Anche se l’incipit sembra abbastanza “serio”, il titolo nella sua interezza vede disseminati al suo interno una moltitudine di situazioni, personaggi e dialoghi che ci strapperanno un sorriso. L’ironia è infatti una componente molto forte in Timothy and the Mysterious Forest, inserita in modo sapiente e non invadente, che riesce in qualche modo ad alleggerire il tutto. Questa ed altre caratteristiche rendono il gioco una sorta di prodotto “cross generazionale”, con l’aspetto tecnico di un old time game, ma dal cuore frizzante e moderno.
Vecchia Scuola
“Vecchia scuola” è esattamente ciò che ci viene in mente già al primo sguardo, con una grafica e un sonoro in pieno stile Game Boy, dove soprattutto la prima non può che richiamare la serie di Zelda (in particolar modo l’originale The Legend of Zelda: Link’s Awakening, come dichiarato proprio dallo studio). La mappa del gioco non è enorme come quelle a cui siamo abituati al giorno d’oggi, tuttavia ci riserverà una moltitudine di pericoli non indifferenti. Ogni zona è caratterizzata da qualcosa di diverso, che sia un villaggio tribale abitato da strani esseri, o un cimitero, a un’apparente tranquilla cascata. Tutti questi posti nasconderanno sempre e comunque delle minacce per il nostro Timothy, anche perché, come vi abbiamo anticipato, è molto debole, e basterà un solo colpo per farlo finire sottoterra e con una lapide al seguito (letteralmente). Per spiegare meglio tale passaggio però, è necessario affrontare il tema del gameplay.
Il posto di per sé è impervio e selvaggio, pericoloso oltre ogni limite, ed è per questo che nessuno osa entrare nella foresta, e quelli che l’hanno fatto non sono mai tornati indietro per raccontarlo. Le mappe sono così disseminate di trappole (soprattutto un paio di location) dove basterà passare per finire molto male. Alcune di esse saranno addirittura invisibili, dunque state in guardia! Ogni volta che moriremo ripartiremo dall’ultimo punto di salvataggio, attivabile solo manualmente vicino agli appositi altari. Non c’è ceckpoint o salvataggio rapido, dunque sarà necessario usufruirne spesso!

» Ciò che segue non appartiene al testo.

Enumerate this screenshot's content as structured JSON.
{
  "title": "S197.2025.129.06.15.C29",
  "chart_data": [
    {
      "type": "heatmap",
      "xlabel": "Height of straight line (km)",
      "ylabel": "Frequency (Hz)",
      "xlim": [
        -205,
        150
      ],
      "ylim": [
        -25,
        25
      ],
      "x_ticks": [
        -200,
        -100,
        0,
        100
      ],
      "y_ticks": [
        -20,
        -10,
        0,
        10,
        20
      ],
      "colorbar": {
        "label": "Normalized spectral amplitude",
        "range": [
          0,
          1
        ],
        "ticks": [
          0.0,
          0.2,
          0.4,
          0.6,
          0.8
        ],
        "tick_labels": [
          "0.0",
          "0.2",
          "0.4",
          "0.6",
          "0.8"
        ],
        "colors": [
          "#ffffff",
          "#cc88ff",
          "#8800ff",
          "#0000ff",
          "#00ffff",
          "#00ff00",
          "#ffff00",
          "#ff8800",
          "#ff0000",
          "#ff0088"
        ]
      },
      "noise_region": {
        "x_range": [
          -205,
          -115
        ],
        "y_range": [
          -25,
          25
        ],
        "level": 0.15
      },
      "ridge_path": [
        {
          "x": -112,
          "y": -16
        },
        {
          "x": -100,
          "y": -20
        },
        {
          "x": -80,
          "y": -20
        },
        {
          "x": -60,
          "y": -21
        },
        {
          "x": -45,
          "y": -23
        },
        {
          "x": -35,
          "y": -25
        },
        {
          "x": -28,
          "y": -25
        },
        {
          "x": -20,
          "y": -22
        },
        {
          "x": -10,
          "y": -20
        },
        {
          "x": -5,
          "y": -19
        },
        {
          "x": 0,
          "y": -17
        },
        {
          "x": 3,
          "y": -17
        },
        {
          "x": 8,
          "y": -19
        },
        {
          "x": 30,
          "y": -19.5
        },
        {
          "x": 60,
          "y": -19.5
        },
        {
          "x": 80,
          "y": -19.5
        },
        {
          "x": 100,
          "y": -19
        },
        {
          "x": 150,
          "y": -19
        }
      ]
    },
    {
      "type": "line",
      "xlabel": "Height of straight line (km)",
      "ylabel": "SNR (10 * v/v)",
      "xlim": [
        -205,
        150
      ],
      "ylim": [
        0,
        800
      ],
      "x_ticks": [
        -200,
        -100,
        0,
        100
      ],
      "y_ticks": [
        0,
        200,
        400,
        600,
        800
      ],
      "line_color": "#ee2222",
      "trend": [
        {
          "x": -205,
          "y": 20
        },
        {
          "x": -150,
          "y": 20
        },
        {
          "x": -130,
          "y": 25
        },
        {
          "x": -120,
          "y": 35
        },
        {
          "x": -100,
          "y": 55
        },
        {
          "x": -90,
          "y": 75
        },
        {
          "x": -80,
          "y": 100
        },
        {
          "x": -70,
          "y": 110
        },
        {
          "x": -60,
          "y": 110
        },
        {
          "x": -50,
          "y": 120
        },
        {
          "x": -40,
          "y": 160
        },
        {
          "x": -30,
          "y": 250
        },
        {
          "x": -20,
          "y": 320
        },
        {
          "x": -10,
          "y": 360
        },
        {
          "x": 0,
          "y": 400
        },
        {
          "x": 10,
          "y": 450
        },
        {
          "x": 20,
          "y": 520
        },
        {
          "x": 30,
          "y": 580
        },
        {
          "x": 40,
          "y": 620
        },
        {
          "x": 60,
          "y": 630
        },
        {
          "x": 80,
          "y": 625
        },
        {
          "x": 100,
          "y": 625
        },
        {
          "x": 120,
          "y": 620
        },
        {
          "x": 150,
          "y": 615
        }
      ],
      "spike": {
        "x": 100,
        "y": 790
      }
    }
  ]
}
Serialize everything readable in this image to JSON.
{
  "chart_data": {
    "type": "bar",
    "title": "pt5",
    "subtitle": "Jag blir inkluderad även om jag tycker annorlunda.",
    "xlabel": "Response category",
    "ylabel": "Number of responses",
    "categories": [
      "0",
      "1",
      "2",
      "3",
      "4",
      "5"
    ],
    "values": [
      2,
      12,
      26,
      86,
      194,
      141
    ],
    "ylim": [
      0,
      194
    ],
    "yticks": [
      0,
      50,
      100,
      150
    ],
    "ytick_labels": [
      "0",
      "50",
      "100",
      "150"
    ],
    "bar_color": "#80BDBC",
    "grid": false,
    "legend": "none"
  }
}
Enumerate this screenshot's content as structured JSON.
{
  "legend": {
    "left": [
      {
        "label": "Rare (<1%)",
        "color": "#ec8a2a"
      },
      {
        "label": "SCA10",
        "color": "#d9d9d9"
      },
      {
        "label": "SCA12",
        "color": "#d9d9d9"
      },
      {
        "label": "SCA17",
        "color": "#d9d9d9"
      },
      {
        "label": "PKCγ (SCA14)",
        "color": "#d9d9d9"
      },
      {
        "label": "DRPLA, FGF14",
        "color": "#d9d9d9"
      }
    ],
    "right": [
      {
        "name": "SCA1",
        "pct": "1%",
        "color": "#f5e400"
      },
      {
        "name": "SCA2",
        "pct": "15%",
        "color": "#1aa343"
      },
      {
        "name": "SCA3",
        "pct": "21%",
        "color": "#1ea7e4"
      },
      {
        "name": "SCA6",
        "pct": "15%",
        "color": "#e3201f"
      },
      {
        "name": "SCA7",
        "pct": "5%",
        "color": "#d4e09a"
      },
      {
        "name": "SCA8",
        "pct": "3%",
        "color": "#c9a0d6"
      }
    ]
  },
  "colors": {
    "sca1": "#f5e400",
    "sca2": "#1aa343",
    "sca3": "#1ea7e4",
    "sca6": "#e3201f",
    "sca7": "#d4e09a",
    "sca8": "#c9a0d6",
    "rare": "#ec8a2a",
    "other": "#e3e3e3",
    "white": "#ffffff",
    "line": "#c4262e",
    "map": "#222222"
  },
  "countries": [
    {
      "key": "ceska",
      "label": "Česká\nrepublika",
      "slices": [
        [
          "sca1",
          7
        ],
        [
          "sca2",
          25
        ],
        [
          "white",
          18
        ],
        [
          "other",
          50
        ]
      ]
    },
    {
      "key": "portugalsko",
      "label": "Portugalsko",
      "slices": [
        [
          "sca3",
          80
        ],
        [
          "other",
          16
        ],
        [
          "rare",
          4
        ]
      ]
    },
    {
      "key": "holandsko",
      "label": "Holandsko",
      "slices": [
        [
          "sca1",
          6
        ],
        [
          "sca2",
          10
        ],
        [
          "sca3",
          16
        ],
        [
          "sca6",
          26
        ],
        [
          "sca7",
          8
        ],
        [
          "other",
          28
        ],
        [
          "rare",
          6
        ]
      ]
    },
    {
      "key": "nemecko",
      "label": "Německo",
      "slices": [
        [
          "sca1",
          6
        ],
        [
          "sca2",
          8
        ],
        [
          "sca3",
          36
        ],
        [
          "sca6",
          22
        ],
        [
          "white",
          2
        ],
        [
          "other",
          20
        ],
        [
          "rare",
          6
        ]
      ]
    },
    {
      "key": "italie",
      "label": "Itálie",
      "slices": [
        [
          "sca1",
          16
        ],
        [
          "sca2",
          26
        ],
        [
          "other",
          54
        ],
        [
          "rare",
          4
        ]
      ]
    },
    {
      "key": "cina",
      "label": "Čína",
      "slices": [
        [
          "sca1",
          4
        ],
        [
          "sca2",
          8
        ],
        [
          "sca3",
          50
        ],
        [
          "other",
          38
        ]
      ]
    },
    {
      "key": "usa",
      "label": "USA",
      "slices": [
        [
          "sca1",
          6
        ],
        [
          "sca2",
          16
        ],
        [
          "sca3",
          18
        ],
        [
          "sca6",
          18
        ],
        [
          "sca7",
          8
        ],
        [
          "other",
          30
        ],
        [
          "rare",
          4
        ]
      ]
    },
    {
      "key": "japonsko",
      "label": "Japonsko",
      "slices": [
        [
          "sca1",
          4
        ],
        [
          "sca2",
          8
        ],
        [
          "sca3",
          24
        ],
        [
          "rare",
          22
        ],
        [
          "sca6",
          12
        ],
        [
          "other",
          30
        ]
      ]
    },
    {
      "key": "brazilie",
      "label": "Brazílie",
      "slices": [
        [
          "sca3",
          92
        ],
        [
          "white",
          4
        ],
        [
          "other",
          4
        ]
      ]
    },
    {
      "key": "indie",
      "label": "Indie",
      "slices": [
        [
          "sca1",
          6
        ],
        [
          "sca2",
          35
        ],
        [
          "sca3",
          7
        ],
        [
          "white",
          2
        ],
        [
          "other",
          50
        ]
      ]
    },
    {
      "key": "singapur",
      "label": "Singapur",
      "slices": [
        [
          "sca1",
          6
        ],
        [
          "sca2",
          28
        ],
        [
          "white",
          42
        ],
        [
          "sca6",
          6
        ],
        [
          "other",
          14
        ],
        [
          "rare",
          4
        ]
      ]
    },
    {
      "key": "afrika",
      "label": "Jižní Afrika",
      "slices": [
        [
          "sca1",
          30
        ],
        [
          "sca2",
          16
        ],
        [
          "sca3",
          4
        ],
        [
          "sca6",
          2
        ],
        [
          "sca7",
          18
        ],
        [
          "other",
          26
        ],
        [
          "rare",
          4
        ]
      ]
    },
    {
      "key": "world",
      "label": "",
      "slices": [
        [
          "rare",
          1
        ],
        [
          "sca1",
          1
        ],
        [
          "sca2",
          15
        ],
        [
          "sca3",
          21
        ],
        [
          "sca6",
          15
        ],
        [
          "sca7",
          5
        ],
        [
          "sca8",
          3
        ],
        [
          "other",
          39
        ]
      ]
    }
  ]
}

Altra cosa da non sottovalutare, è che tutti i nemici disseminati per la mappa torneranno in vita (come dicevamo, proprio in stile soulslike) non appena cambieremo riquadro, e di conseguenza le difficoltà saranno raddoppiate. Ad aggiungersi a questa vera e propria sadica macchina della morte c’è un level design studiato molto bene, che rende quello che sarebbe stato semplice backtracking in un puzzle del tutto nuovo da risolvere (e si, altri problemi ancora). Se però tali problemi si traducessero solamente nelle mappe, sarebbe presto fatto. Invece i modi in cui potremo morire saranno svariati, dal semplice rispondere male ad un dialogo, oppure insistere troppo su qualcosa, venire maciullato dai mostri o addirittura aver lanciato maldestramente una pietra.
Quali sono quindi i modi che ha Timothy per difendersi? Fondamentalmente sono solo 2: nascondersi e lanciare oggetti (principalmente vasi o pietre). Anche i nemici moriranno con un solo colpo, ma come vi anticipavamo torneranno a farvi compagnia dopo ogni cambio di riquadro. Nascondersi invece sarà l’alternativa spesso migliore, cercando di eludere lo sguardo dei nemici e correre non appena la via è libera, basandosi su dei percorsi prestabiliti. L’avanzare del gioco dipenderà poi dalla ricerca di oggetti, che man mano ci apriranno nuove vie e nuove possibilità, in pieno stile Zelda.
Il titolo non è minato da bug o difetti che inficiano sull’esperienza, e i pochi presenti sono ben trascurabili. Ciò che invece non ci sentiamo di lasciare da parte (e per un buon motivo) è il comparto sonoro: che si tratti della colonna sonora o degli effetti, ci troviamo di fronte ad uno schema tanto semplice quanto funzionale e piacevole, con inserimenti che riescono ad enfatizzare ancor di più alcuni dei momenti chiave del gioco (parola mia, tornerete nel cimitero solamente per “quel motivetto” ndr).